Most myths die hard and the myth that all “Thoroughbreds” trace back to three foundation sires is one that won’t go away anytime soon. Like many historical tales oft-repeated, it doesn’t stand up to the scrutiny of real research. Score another one for the determined historian and the great John “Salvator” Hervey.



“Behave Yourself a Native,” Daily Racing Form, 24 May 1921

I have added a few more tracks to the Great American Race Track Project based on excellent feedback I have received through comments and email.  We are up to 232 tracks with many more to add….check it out!

Thanks for reading and good luck!

Filed in thoroughbred racing history

3 Responses to “Racing historian “Salvator” researching the American “Thoroughbred”, 1921”

  1. Anne Peters says:

    Tracing Ellen Swigert’s female line was fun, but it perked my interest on the pedigree of her sire Bulwer, who is only listed as a son of Grey Eagle. So I googled Bulwer and found him in California in 1855 in an article listing his dam’s pedigree! This ad confirms that Sir Bulwer is the same as Bulwer, sire of Ellen Swigert.

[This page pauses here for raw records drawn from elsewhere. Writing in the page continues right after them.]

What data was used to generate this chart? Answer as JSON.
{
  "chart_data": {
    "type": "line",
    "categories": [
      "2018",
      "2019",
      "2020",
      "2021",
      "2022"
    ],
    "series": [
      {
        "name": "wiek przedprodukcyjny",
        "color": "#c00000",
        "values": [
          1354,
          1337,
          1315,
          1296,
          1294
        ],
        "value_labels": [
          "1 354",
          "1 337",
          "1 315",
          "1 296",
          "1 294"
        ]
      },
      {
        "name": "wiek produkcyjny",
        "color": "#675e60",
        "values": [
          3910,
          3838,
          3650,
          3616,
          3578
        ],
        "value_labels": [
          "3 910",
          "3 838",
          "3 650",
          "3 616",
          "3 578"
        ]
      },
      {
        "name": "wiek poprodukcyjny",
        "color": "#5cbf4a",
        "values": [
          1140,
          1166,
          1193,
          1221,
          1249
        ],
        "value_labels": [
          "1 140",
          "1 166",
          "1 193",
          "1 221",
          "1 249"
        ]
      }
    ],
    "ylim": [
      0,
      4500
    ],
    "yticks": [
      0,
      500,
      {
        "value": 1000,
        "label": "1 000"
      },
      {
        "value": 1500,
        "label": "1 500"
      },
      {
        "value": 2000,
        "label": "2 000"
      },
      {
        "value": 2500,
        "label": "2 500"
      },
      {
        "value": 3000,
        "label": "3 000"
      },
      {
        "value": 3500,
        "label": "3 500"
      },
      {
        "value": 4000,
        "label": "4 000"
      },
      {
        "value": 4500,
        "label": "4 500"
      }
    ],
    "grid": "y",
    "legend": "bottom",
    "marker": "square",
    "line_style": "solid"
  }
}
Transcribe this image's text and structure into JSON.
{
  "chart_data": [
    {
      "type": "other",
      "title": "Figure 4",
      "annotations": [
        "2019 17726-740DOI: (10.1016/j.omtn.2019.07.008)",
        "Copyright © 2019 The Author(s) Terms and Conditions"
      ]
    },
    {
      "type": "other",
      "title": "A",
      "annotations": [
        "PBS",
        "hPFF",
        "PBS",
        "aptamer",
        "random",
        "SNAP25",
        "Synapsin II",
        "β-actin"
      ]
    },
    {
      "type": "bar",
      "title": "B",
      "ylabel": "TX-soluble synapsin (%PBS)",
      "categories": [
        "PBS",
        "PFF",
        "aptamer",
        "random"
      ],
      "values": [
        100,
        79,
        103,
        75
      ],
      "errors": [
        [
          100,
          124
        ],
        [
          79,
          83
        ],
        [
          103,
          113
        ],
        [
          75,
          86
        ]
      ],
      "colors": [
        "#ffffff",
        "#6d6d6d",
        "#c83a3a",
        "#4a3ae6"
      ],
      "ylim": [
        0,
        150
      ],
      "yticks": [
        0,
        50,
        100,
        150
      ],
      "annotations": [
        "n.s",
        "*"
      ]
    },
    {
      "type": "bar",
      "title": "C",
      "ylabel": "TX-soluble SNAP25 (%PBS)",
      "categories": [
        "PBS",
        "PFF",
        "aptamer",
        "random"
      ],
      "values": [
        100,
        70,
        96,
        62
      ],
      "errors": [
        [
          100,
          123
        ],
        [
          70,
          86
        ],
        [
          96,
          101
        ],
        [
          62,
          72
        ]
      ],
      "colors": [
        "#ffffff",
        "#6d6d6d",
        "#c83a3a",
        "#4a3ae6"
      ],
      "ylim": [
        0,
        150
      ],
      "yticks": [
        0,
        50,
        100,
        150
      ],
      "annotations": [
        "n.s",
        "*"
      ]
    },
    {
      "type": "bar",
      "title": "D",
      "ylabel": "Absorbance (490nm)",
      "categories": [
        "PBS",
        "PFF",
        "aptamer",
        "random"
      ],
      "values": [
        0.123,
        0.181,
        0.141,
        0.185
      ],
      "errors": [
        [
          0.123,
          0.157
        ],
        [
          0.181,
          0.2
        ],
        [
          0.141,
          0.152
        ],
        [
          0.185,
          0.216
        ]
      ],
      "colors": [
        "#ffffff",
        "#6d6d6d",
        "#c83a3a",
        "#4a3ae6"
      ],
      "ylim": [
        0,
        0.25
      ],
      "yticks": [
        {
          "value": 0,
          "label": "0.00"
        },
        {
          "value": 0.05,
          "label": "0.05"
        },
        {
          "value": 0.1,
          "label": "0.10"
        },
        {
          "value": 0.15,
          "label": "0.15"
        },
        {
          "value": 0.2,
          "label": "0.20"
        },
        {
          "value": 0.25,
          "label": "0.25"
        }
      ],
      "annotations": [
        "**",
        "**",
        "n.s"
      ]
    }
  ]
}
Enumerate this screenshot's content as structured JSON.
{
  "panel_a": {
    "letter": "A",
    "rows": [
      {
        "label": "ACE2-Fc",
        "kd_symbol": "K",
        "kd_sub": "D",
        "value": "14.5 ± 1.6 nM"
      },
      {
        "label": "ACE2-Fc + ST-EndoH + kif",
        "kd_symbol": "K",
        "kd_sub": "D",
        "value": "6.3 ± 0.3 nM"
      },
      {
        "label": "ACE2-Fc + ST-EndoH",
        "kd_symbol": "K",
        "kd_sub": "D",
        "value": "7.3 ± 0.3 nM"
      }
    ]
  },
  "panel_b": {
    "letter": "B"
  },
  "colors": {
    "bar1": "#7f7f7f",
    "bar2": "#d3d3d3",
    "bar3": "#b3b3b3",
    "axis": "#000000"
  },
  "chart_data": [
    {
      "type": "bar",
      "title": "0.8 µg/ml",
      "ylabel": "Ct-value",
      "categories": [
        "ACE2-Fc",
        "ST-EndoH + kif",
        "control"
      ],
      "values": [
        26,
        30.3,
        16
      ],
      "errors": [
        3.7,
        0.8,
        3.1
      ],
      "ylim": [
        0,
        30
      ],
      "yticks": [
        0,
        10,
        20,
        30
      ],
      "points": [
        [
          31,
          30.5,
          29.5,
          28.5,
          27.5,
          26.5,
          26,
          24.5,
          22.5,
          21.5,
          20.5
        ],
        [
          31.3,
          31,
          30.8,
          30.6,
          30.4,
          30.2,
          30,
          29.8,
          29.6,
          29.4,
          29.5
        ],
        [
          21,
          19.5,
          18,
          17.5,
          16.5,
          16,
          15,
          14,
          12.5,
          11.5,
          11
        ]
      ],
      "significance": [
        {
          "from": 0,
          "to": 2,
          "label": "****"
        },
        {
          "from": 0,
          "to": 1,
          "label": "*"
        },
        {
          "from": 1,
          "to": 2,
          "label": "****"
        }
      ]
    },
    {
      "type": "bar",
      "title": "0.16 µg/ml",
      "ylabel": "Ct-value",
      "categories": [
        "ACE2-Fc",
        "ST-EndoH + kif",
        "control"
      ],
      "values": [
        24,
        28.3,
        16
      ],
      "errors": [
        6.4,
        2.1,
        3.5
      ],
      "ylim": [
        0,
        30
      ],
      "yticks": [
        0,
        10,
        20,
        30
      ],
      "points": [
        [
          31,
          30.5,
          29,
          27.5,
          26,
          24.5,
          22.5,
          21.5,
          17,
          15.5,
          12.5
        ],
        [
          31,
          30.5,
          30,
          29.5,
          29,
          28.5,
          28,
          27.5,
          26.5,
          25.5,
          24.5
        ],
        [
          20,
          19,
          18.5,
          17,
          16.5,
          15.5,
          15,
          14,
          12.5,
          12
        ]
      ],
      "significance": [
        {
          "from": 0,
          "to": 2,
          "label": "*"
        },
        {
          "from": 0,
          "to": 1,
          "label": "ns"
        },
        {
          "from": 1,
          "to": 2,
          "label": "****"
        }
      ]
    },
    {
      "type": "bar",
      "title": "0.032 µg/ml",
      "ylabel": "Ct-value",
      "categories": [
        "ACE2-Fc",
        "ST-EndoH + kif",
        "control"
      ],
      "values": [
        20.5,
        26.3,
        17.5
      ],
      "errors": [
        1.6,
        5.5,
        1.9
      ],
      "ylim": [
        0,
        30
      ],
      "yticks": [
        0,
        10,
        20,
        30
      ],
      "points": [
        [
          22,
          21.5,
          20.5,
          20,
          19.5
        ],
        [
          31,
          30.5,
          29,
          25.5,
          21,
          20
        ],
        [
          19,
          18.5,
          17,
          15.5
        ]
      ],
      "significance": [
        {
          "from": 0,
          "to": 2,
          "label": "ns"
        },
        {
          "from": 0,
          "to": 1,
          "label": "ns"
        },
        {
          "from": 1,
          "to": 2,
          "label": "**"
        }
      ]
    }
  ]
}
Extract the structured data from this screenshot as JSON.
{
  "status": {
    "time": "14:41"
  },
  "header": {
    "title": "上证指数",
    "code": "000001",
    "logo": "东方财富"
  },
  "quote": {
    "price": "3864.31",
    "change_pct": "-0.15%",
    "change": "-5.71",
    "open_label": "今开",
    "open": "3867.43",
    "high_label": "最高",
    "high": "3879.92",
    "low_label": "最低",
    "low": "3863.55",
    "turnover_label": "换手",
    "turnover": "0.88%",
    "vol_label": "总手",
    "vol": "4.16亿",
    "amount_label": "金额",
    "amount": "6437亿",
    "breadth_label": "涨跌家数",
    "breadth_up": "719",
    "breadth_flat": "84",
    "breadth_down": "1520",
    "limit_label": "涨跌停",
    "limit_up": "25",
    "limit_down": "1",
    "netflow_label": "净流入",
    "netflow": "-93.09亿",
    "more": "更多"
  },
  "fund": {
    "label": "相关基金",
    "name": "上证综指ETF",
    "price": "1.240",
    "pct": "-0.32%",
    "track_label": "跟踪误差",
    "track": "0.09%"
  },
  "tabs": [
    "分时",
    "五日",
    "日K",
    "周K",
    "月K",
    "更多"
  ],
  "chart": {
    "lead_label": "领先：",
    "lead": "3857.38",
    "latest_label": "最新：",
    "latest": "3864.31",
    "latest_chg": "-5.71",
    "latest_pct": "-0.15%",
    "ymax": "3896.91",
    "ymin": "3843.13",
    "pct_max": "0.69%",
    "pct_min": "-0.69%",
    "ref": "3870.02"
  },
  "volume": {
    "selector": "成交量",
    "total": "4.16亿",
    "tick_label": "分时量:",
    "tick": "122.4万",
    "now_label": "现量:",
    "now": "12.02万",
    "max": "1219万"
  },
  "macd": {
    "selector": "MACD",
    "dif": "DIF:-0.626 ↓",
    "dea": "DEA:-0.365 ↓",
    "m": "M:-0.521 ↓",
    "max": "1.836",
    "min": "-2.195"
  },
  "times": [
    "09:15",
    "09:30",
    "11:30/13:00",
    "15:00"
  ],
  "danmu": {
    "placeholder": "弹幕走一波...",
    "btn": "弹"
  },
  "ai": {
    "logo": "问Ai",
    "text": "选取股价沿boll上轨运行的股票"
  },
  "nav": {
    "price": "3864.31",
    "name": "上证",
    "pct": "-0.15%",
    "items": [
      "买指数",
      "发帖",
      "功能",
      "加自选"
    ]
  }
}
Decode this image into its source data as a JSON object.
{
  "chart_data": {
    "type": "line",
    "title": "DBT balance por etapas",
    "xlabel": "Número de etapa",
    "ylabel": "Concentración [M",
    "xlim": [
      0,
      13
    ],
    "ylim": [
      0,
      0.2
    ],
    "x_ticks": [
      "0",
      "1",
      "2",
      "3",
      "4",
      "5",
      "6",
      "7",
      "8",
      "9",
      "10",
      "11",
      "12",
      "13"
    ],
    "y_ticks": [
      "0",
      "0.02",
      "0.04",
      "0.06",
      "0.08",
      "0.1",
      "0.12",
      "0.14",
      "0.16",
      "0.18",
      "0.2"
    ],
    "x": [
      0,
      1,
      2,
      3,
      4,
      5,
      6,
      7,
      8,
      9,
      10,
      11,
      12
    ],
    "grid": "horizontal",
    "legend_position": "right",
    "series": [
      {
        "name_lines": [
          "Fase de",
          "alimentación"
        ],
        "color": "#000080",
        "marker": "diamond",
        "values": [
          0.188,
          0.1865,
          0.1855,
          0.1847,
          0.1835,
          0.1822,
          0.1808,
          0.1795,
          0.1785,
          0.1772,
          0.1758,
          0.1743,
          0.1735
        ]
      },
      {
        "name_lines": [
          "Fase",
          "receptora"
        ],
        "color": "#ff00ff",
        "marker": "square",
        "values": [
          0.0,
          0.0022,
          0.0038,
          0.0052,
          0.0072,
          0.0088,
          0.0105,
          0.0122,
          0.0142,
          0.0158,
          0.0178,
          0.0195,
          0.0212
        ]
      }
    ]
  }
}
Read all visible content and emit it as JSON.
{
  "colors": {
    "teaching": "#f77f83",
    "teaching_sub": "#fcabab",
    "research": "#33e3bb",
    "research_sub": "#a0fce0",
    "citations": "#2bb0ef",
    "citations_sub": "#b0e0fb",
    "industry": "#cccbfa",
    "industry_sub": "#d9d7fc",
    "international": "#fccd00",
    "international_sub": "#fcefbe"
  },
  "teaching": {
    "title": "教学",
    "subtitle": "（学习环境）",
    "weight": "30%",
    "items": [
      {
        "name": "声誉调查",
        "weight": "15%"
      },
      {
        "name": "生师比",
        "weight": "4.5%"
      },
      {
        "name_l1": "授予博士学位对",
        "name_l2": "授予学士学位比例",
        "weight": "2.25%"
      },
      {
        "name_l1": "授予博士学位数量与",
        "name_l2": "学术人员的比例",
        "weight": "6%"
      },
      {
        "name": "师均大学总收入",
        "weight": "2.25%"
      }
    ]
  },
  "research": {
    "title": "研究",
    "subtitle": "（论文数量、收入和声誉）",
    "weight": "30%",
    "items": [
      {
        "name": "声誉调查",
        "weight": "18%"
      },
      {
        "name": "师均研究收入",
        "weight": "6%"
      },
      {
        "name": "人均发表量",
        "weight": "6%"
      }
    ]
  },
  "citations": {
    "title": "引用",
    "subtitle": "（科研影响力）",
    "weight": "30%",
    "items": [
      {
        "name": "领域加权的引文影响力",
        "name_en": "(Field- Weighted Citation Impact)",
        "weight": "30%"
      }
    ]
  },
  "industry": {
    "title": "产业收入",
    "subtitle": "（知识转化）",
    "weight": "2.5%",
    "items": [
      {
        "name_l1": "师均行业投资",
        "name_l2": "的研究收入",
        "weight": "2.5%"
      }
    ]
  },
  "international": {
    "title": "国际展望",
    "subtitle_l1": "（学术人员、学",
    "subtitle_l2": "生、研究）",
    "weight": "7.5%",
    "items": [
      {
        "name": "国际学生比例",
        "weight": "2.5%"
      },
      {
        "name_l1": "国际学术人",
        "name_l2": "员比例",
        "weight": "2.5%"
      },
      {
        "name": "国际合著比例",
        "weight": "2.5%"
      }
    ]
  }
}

    May 1855 Sacramento Daily Union: THE CELEBRATED RUNNING STALLION “SIR BULWER,” will stand ft. at the Franklin Brewery, on X street, near the old Fort, Sacramento, the ensuing summer and fall season. PEDIGREE. Sir Bulwer was sired by the distinguished race horse Grey Eagle (for the pedigree of Grey Eagle, see American Turf Register, edited by Wm. T. Porter, of New York.) The dam of Sir Bulwer was sired by that renowned race horse producer Medoc pedigree of Medoc, see American Turf Register.) Sir Bulwer’s g. dam was by Davis’ Hamiltonion, g. g. dam by Duke of Bedford, g. g. g. dam Lamp Lighter, g. g. g. g. dam (by) old imported Medley. Given under my hand, this 20th day of May, 1852. JOHN L. HOWARD. SIR BULWER Is 15^ hands high: Is a grey horse; was bred in Kentucky, and run his mile In 1.47. He is the sire of Ellen Sweagert, who won five races last fall, in Kentucky, without losing a heat, making the best race ever made at mile heats in Kentucky, over the Lexington Course, in 1.45,V—1.-*»#- Sir B’s colts are thought to be the best of their age in the Union. Gentlemen having mares at a distance, may res: assured that every attention and care will be shown them, at a very moderate charge. The patronage of the public is respectfully solicited. Terms «rj»9— s3o a leap, and $50 for the season. $1 to the groom. JAMES MOORE

  2. Kevin says:

    Hi Anne: Great stuff…thanks for your contribution. The volume of historical information online these days is amazing…thanks for sharing this piece and clarifying one of Mr Hervey’s missing pieces. Kevin

  3. RG says:

    No entries, results or coverage of the 1972 Derby-day card at Churchill. Censorship?